G.N. Ramachandran Biology Seminar Series 2024: Beyond the Noise in Subdermal Wearables: Overcoming Artefacts in Real-Time Metabolite Monitoring

Subdermal wearable biosensors offer a minimally invasive solution for continuous, real-time monitoring of critical health biomarkers, such as glucose and lactate, directly from the interstitial fluid. These devices are particularly well-suited for ambulatory settings, where traditional monitoring methods are limited by movement-induced artefacts and physiological interferences. This study presents an advanced subdermal biosensor platform that leverages AI-driven algorithms for calibration and artefact reduction, enhancing data accuracy and reliability in real-world, prolonged-use scenarios.

 

Human participants were fitted with subdermal biosensors, enabling continuous, real-time recording of glucose and lactate levels. Data was wirelessly transmitted to a cloud-based monitoring system, where AI algorithms addressed common challenges, including artefact rejection, sensor drift, and time lag. The AI-enhanced platform demonstrated high data fidelity across varying activity levels, significantly improving the reliability of monitoring outcomes.

 

For glucose tracking, Clarke Error Grid analysis showed that 95% of the data points from the subdermal patches, when compared to capillary blood samples and commercially available Freestyle Libre 3 CGM sensors, fell within clinically acceptable Zones A and B. This confirms the accuracy of the biosensors for continuous glucose monitoring.
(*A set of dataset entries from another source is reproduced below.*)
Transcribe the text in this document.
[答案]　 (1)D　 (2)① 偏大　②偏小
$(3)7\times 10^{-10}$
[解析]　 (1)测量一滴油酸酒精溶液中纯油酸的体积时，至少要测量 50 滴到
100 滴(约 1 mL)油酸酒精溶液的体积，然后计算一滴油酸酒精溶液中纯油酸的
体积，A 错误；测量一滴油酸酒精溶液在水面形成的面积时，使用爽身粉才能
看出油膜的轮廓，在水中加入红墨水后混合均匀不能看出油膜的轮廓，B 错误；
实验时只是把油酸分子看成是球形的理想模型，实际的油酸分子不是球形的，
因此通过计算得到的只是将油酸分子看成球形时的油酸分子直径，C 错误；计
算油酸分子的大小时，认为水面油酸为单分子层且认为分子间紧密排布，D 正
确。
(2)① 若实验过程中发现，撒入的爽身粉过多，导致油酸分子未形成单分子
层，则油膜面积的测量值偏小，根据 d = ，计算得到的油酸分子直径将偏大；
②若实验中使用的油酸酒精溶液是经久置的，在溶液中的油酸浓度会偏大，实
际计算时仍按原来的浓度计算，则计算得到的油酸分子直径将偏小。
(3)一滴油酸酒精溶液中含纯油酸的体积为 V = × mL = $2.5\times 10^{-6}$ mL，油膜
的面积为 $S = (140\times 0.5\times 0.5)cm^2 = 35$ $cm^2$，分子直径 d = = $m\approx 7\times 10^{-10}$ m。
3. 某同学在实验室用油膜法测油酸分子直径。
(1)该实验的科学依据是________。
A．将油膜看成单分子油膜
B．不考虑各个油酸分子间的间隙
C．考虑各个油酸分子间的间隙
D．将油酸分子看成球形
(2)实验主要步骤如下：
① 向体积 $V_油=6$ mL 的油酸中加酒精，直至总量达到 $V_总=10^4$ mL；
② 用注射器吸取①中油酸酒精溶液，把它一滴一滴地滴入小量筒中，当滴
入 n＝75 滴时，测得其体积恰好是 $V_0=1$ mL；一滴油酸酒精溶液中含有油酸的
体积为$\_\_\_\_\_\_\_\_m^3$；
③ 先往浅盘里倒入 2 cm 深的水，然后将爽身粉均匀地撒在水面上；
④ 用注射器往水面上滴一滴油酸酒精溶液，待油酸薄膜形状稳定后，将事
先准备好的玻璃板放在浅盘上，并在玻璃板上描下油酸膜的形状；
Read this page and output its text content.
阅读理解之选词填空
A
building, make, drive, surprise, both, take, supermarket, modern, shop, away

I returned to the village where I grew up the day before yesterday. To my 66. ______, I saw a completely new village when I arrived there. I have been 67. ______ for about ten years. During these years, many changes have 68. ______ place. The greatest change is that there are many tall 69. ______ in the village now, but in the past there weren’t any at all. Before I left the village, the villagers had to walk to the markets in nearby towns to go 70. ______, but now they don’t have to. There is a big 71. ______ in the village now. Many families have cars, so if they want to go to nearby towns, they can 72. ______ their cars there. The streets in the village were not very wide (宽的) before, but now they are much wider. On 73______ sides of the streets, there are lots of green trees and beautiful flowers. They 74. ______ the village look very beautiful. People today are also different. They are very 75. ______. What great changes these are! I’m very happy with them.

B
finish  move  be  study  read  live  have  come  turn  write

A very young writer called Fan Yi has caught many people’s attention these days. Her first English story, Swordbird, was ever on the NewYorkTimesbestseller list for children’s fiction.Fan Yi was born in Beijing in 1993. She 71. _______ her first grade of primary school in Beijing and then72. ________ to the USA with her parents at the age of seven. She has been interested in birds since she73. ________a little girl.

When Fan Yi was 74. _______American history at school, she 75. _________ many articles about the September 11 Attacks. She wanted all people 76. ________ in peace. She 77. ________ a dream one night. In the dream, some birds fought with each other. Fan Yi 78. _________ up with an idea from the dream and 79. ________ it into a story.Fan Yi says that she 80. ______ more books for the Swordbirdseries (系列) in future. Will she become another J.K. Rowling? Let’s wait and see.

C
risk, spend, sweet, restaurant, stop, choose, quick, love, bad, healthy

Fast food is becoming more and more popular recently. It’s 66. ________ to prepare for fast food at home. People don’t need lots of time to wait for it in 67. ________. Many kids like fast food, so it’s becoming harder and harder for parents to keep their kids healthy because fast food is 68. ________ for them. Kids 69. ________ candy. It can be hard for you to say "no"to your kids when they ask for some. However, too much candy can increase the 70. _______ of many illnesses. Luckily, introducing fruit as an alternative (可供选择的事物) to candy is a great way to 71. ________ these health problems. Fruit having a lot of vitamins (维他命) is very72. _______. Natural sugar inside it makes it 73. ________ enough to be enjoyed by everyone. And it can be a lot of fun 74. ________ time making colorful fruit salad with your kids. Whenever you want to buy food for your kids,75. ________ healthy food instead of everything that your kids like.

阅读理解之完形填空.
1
In lactate measurement, Bland-Altman analysis revealed strong agreement with capillary blood measurements, underscoring the biosensors' potential for applications in exercise and metabolic assessments.

 

The results highlight the efficacy of AI-augmented subdermal wearable biosensors in delivering reliable, real-time, personalized health monitoring. With high fidelity in ambulatory conditions, this platform represents a significant advancement in wearable technology, offering a practical and robust solution for chronic disease management, metabolic health optimization, and proactive healthcare. This technology sets a new benchmark for continuous, real-time monitoring, paving the way for future innovations in wearable biosensing applications.